Explain the architecture of Flume.

Hadoop - Interview Questions

In general Apache Flume architecture is composed of the following components :

Flume Source : Flume Source is available on various networking platforms like Facebook or Instagram. It is a Data generator that collects data from the generator, and then the data is transferred to a Flume Channel in the form of a Flume.

Flume Channel : The data from the flume source is sent to an Intermediate Store which buffers the events till they get transferred into Sink. The Intermediate Store is called Flume Channel. Channel is an intermediate source. It is a bridge between Source and a Sink Flume channel. It supports both the Memory channel and File channel. The file channel is non-volatile which means once the data is entered into the channel, the data will never be lost unless you delete it. In contrast, in the Memory channel, events are stored in memory, so it’s volatile, meaning data may be lost, but Memory Channel is very fast in nature.
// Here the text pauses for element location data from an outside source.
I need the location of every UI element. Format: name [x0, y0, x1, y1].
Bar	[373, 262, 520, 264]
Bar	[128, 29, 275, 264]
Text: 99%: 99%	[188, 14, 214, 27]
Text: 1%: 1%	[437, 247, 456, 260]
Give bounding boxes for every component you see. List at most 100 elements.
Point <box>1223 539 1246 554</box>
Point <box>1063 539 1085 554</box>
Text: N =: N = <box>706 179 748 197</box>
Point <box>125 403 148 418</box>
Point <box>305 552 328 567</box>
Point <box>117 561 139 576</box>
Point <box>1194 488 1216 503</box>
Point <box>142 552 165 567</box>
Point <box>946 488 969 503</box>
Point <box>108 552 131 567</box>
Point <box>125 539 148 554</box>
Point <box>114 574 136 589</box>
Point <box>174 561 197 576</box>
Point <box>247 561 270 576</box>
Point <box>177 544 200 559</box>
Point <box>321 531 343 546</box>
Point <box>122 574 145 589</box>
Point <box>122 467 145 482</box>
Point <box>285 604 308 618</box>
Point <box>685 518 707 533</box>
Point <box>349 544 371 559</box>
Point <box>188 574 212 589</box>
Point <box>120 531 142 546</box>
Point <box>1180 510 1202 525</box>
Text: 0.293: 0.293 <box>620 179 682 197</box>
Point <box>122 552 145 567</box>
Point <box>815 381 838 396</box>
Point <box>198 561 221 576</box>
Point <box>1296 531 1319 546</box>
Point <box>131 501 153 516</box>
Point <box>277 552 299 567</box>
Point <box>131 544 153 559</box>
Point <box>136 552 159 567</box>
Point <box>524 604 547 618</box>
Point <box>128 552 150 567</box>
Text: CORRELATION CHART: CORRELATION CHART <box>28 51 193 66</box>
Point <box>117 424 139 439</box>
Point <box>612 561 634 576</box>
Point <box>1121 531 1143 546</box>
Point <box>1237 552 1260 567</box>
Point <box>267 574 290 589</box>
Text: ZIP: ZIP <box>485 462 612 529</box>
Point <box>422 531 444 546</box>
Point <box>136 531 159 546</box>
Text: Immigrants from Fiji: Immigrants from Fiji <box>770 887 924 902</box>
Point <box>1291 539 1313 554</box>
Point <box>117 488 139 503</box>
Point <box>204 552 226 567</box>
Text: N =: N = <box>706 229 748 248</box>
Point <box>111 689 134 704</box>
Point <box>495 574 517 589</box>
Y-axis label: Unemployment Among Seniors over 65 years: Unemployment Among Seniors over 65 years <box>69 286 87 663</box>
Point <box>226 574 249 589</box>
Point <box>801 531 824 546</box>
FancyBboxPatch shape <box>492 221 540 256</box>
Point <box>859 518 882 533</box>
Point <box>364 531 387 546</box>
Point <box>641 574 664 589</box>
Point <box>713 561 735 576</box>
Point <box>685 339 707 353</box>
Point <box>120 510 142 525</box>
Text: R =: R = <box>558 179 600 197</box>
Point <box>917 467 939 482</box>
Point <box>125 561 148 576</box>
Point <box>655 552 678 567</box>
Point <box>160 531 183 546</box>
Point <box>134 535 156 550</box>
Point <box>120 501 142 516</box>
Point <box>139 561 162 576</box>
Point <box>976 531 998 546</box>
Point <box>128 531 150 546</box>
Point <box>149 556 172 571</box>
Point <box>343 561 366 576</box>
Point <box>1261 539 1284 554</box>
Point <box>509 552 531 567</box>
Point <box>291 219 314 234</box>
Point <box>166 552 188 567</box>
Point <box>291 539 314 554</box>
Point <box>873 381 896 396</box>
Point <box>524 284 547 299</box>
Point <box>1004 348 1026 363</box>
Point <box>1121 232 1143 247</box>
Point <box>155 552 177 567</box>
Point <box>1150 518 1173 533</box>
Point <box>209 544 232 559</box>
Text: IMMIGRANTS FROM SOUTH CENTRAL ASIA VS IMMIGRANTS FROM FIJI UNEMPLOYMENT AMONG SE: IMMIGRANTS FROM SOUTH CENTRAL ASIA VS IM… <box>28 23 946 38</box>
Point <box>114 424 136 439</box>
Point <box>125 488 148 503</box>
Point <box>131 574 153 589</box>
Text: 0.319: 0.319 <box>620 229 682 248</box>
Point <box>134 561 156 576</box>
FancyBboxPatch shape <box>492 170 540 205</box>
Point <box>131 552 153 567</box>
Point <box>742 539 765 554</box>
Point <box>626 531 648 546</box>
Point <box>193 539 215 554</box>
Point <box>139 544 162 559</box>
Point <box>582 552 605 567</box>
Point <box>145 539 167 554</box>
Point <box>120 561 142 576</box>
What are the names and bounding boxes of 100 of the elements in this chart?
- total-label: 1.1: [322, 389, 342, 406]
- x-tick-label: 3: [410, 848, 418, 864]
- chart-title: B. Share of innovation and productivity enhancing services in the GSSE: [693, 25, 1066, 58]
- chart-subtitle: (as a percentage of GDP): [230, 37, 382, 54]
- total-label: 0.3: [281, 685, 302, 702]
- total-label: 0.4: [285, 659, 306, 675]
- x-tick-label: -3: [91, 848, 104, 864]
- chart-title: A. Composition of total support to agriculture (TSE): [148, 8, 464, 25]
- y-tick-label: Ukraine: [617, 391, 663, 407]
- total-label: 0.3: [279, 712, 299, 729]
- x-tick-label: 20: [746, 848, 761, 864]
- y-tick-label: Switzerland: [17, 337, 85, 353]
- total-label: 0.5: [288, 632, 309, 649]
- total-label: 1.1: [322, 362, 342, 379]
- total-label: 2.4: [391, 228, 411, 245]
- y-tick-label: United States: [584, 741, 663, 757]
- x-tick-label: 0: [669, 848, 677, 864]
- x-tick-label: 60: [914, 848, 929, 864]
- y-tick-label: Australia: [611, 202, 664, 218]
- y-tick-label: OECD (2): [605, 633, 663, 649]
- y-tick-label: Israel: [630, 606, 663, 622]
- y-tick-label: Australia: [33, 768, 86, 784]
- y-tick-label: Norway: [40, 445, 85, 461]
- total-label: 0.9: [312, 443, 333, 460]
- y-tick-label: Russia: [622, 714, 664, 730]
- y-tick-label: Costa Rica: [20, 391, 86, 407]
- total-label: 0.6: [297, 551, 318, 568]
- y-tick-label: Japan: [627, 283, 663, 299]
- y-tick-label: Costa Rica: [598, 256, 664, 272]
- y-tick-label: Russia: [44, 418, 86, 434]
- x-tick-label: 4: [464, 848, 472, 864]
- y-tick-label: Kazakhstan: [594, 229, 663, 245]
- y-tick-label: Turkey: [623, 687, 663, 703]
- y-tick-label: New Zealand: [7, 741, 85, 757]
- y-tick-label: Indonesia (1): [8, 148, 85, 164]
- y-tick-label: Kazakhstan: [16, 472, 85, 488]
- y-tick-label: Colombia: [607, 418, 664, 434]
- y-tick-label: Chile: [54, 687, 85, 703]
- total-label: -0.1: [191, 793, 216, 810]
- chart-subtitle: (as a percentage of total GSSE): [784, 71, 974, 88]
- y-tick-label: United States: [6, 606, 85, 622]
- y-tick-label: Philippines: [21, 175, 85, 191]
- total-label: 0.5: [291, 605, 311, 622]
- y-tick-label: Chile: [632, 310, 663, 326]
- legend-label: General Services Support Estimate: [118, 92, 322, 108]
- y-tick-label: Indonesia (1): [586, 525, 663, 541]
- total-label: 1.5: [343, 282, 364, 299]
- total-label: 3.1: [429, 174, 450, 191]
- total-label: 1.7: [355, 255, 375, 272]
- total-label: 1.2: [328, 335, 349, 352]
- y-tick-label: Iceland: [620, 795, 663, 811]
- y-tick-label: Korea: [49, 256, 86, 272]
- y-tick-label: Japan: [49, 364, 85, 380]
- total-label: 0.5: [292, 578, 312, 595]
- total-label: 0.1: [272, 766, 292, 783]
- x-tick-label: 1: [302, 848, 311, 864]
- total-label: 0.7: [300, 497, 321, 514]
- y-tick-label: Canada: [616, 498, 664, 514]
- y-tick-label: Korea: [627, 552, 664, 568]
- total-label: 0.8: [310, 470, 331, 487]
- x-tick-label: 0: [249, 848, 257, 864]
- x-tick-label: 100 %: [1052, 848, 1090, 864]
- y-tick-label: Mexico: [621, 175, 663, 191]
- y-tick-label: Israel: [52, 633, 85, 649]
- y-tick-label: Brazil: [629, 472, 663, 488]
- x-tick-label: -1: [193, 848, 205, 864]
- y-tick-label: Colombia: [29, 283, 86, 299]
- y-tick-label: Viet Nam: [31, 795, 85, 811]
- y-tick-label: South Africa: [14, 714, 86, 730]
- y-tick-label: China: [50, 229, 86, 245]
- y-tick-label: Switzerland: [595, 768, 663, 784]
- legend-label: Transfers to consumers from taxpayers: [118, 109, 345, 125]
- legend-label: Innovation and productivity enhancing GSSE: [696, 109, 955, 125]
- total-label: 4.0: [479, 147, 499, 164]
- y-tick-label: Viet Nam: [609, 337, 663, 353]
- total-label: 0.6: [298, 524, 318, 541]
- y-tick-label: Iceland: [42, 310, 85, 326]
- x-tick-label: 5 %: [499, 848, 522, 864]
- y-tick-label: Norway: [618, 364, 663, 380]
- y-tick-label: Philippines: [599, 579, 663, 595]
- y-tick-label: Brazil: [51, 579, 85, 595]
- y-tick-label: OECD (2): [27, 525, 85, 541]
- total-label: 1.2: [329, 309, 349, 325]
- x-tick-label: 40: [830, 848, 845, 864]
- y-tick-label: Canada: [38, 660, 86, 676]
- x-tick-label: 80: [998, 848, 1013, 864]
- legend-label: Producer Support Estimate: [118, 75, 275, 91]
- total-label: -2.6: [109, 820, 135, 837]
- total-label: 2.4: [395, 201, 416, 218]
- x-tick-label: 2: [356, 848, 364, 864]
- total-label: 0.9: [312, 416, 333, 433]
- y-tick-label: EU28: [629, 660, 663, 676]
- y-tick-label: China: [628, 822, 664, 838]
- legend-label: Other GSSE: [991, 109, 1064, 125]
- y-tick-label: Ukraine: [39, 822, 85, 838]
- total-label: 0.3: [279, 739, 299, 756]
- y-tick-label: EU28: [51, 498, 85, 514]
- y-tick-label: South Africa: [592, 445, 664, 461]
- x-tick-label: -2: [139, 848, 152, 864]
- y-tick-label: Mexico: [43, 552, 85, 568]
Flume sink : Data repositories like HDFS, have Flume Sink. Which takes Flume events from the Flume Channel and stores them into the Destination specified like HDFS. It is done in such a way where it should deliver the events to the Store or another agent. Various sinks like Hive Sink, Thrift Sink, etc are supported by the Flume.

Flume Agent : A Java process that works on Source, Channel, Sink combination is called Flume Agent. One or more than one agent is possible in Flume. Connected Flume agents which are distributed in nature can also be collectively called Flume.

Flume Event : An Event is the unit of data transported in Flume. The general representation of the Data Object in Flume is called Event. The event is made up of a payload of a byte array with optional headers.